Ever had a data problem? Ever thought it was an insurmountable big wave? On 29th April…..just after Big Data Week, but still under the banner, panelists from iVEC, SGI, NextGen, and Landgate discussed, debated, reflected and advised on the challenges, opportunities and encounters of big data. No data set was excluded – no data set was too large, too small, too complex or too simple. The lively discussion tackled the “data deluge” and specifically asked if “the Petabyte was the new norm” and what is big data anyway?
Big data seems to mean many things to many people. For example is big data only data greater than 1 petabyte in size? Or should big data be defined by the number of days it takes days to ingest to a data store? Or perhaps big data is only big if it needs to be physically moved on an external device? Of course the data movement issue is an issue in itself and can be a reflection on cost rather than data movement performance. Ultimately it seems that big data is subjective and only big in the eye of the beholder.

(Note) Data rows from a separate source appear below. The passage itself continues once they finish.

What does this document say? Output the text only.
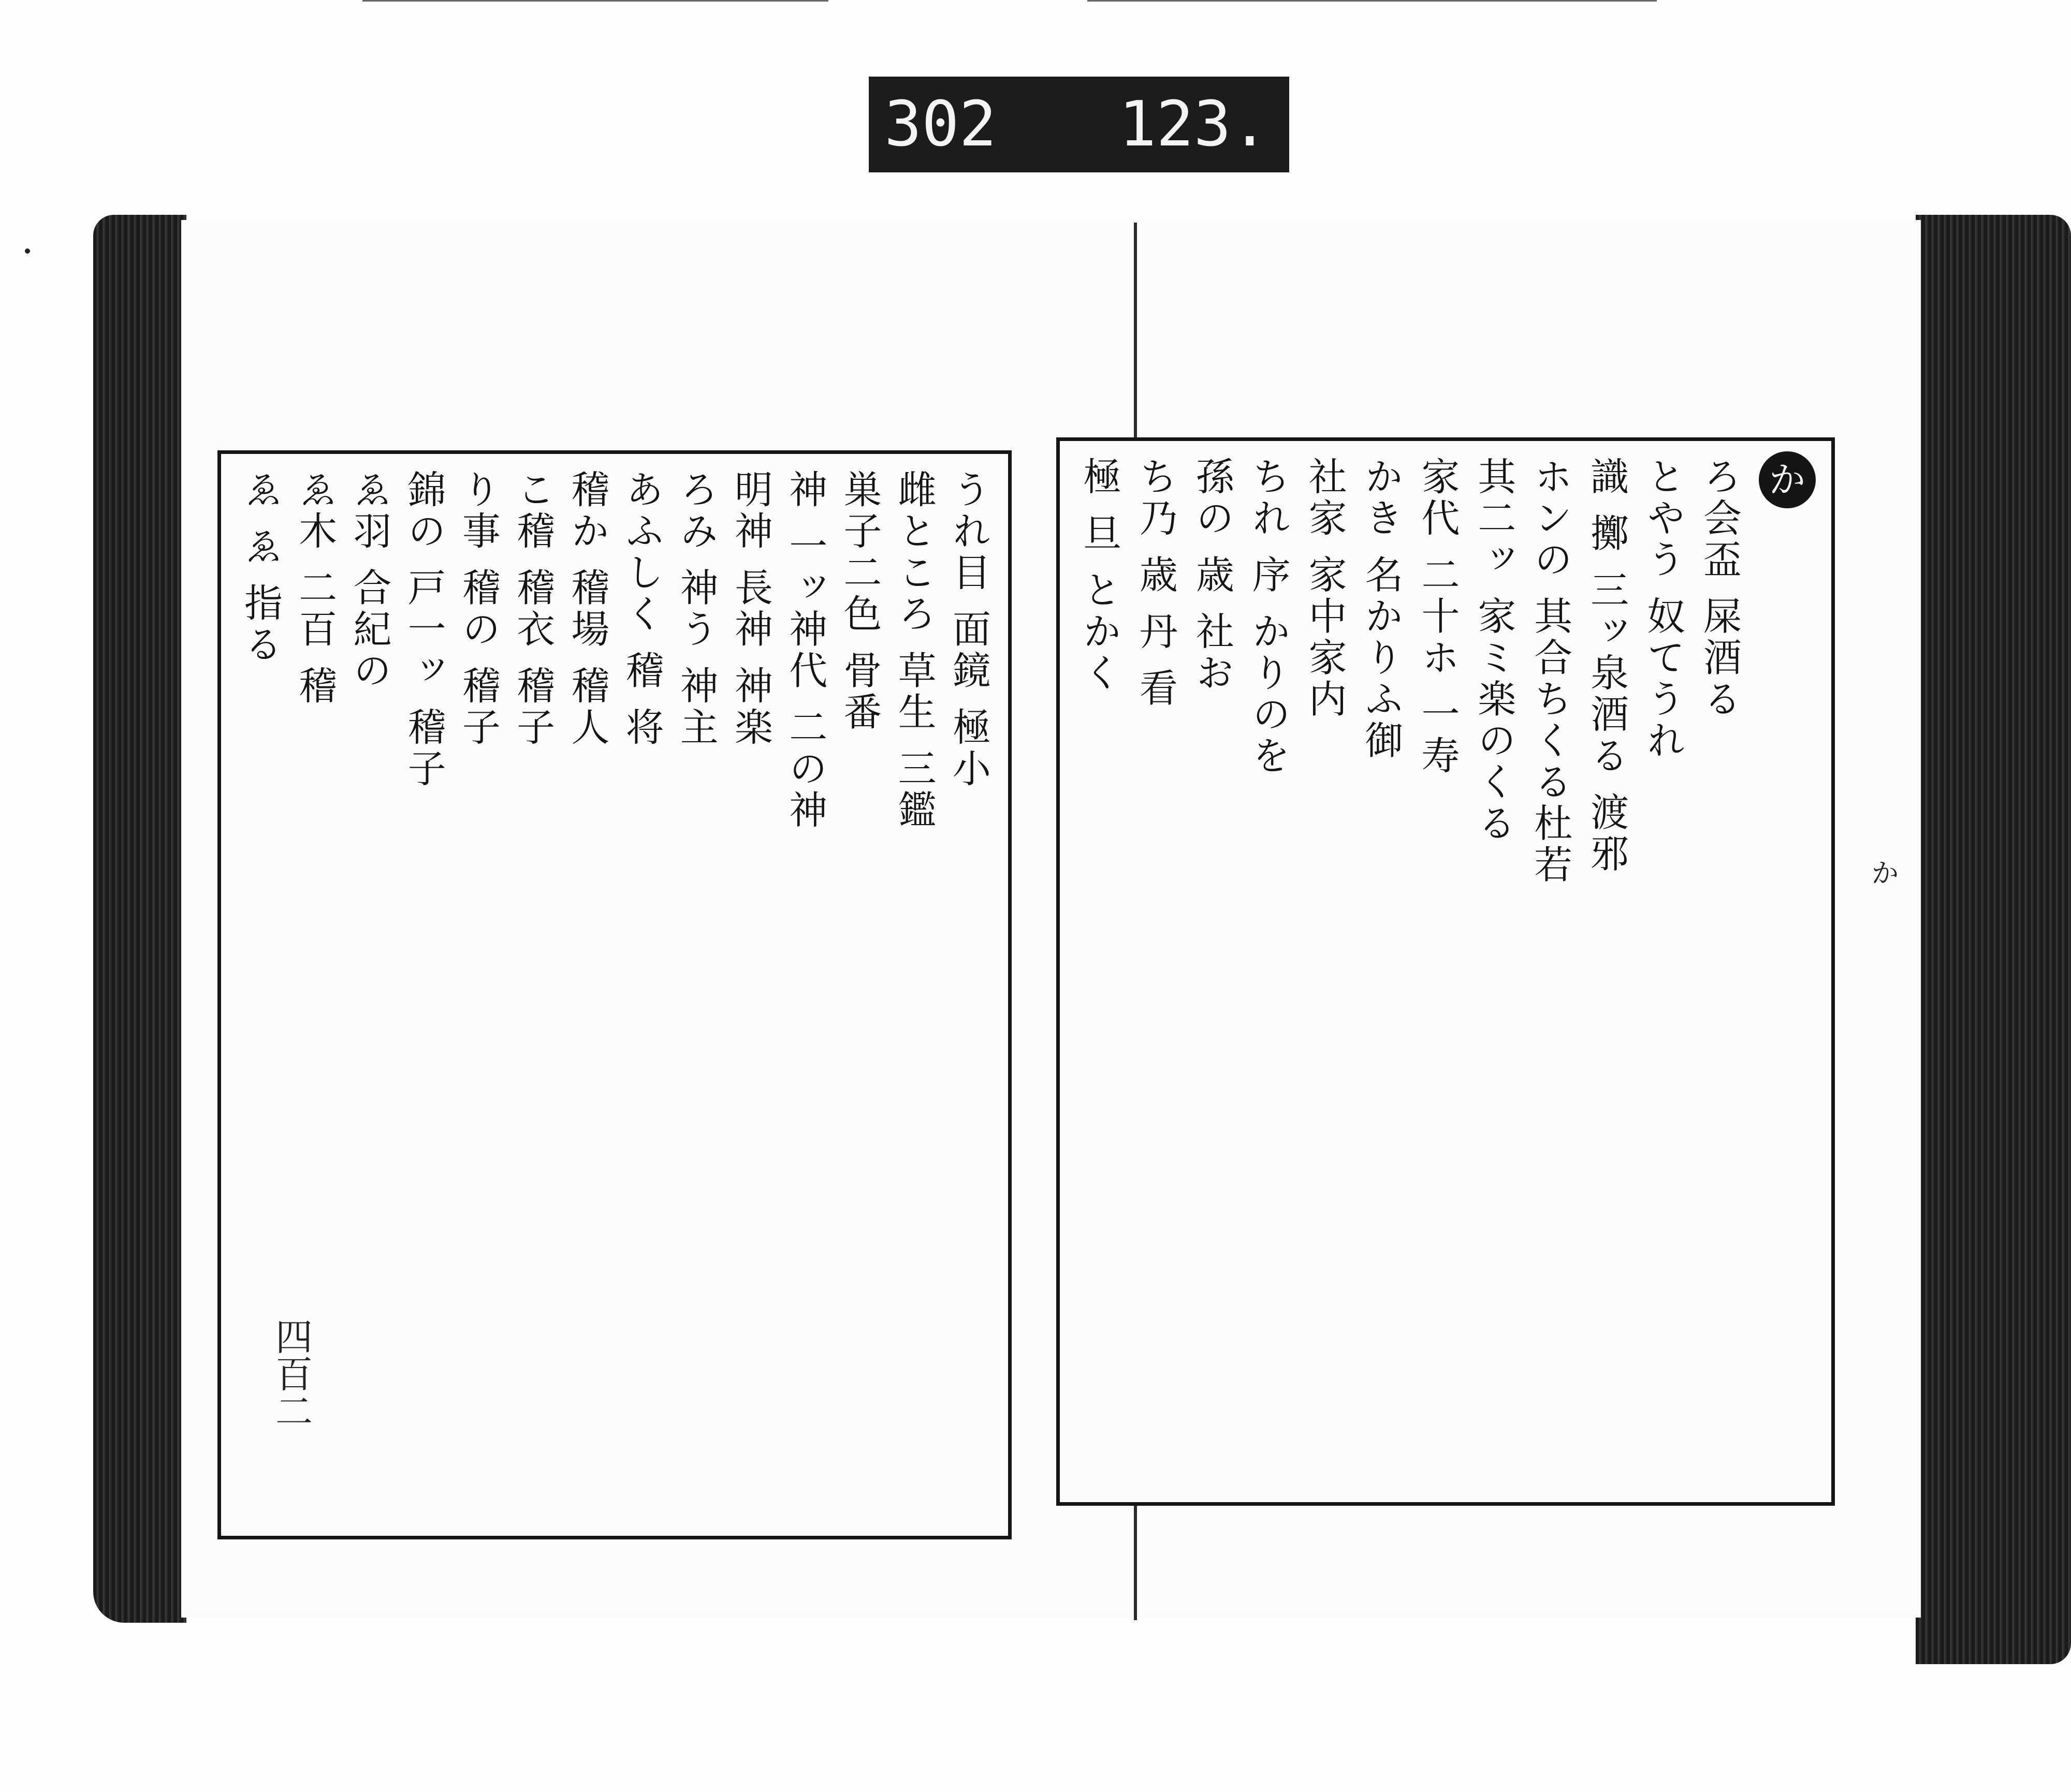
302 123.
か
ろ会盃 屎酒る
とやう 奴てうれ
識 擲 三ッ泉酒る 渡邪
ホンの 其合ちくる杜若
其二ッ 家ミ楽のくる
家代 二十ホ 一寿
かき 名かりふ御
社家 家中家内
ちれ 序 かりのを
孫の 歳 社お
ち乃 歳 丹 看
極 旦 とかく
か
うれ目 面鏡 極小
雌ところ 草生 三鑑
巣子二色 骨番
神 一ッ神代 二の神
明神 長神 神楽
ろみ 神う 神主
あふしく 稽 将
稽か 稽場 稽人
こ稽 稽衣 稽子
り事 稽の 稽子
錦の 戸一ッ 稽子
ゑ羽 合紀の
ゑ木 二百 稽
ゑ ゑ 指る
四百二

The panel also discussed the use and re-use of data analytical capabilities / tools, which were either open source or have been produced for other purposes. For some, especially those working in research, this could be an economically viable route to be able to either ‘dip in’ to big data or ‘attempt to harness the monster.’
Legacy data was also discussed, especially around how to deal with public data, how long should this be held for, when does data no longer serve a useful purpose and when can it be deleted. What is clear is that for most, legacy data (including jurisdictional issues, restrictions and requirements) are not well understood and we are all still learning. More fuel for Big Data Week next year perhaps?